Rusty, l’exemple d’une opportunité professionnelle créée par un Parc National ?
Rusty parle calmement un anglais clair. Il est indonésien, de stature moyenne, sa silhouette et ses mouvements discrets témoignent d’une réserve naturelle et d’un certain respect pour ses interlocuteurs. Il porte des lunettes au dessin moderne griffées d’une grande marque américaine, probablement une copie mais d’une très bonne qualité. Son sourire et ses lunettes occidentales donnent à son visage une bonhommie agréable et à sa stature un caractère « sportwear », relaxe qui inspire confiance. Il est coordinateur pour une agence qui offre des excursions dans le Parc National de Tanjung Puting . Il s’agit d’un Parc National Indonésie connu dans le monde entier pour la conservation d’une espèce de grand singe emblématique, l’Orang Outan.
Rusty est un enfant du coin et son parcours témoigne des opportunités de travail créé par les Parcs Nationaux. Il est né à Kumai, le port des « Klotok » (canoë à moteur) passage obligé pour se rendre dans le parc. Sa mère est originaire de Kumai et son père de Pangkalan Bun où il travaillait dans une société d’exploitation forestière. Naturellement, lorsque le parc national fut créé dans les années 1970, il représente aujourd’hui 415,040-hectares, les locaux ne voyaient pas d’un bon œil ce projet qui venait clairement mettre un frein à leur labeur de déforestation. Si ce projet de conservation permit une reconversion d’un certain nombre de travailleurs en offrant des emplois pour l’aménagement, l’entretien, la formation au métier de rangers, les places étaient limitées. Cette situation a longtemps posé des problèmes pour concilier des intérêts divergents notamment entre le Parc dirigé par l’état indonésien et les alentours sous la décision provinciale. Aujourd’hui, encore la situation est imparfaite. Une mine d’or en amont de la rivière vient polluer et opacifier le cours d’eau de vase et de produits chimiques comme le mercure particulièrement nocif pour l’environnement. Cependant, cette activité polluante fait vivre plusieurs centaines de familles qui sans ces revenus seraient davantage enclin à abattre illégalement du bois dans le parc pour vivre. Rusty grandit dans ce climat ayant comme voisin, un parc Naturel.

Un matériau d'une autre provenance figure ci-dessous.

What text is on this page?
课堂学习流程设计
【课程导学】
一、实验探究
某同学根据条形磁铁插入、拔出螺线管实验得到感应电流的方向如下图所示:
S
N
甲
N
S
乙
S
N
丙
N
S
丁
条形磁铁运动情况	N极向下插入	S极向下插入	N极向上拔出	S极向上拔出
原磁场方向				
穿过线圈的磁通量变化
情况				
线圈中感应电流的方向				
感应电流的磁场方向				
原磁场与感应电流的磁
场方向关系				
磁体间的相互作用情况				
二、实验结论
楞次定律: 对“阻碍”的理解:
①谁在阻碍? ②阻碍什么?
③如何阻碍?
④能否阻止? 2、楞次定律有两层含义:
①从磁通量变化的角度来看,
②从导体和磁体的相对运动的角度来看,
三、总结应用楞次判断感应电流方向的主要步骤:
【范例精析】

Il apprend l’anglais et l’informatique en étudiant deux ans à Java. Il revient ensuite à Bornéo où en 2000 il participe aux premiers programmes de volontaires dans le Parc. Il est coordinateur pendant 6 mois de plusieurs groupes de jeunes gens étrangers venus donner un coup de main pour améliorer les infrastructures du parc. Il devient ensuite guide accompagnant les touristes pour leur séjour et visite dans le parc de Tanjung Puting. Il exerce ce métier pendant 10 ans. Les formules proposées offrent généralement un bateau pour 3 ou 4 jours qui permettent d’accéder aux trois différentes bases visitables et leur plateforme pour nourrir les grands singes en voie de réhabilitation. L’équipage se compose d’un capitaine, d’un assistant, d’un cuisinier et naturellement d’un guide capable d’accompagner les touristes et leur transmettre les informations importantes. Il s’agit d’une activité saisonnière car le nombre de touristes est variable au cours de l’année et si certains mois les rotations s’enchainent comme en juillet août, il y a aussi des semaines sans activité. C’est difficile également en termes de vie familiale car le guide est amené à ne pas rentrer tous les soirs à la maison.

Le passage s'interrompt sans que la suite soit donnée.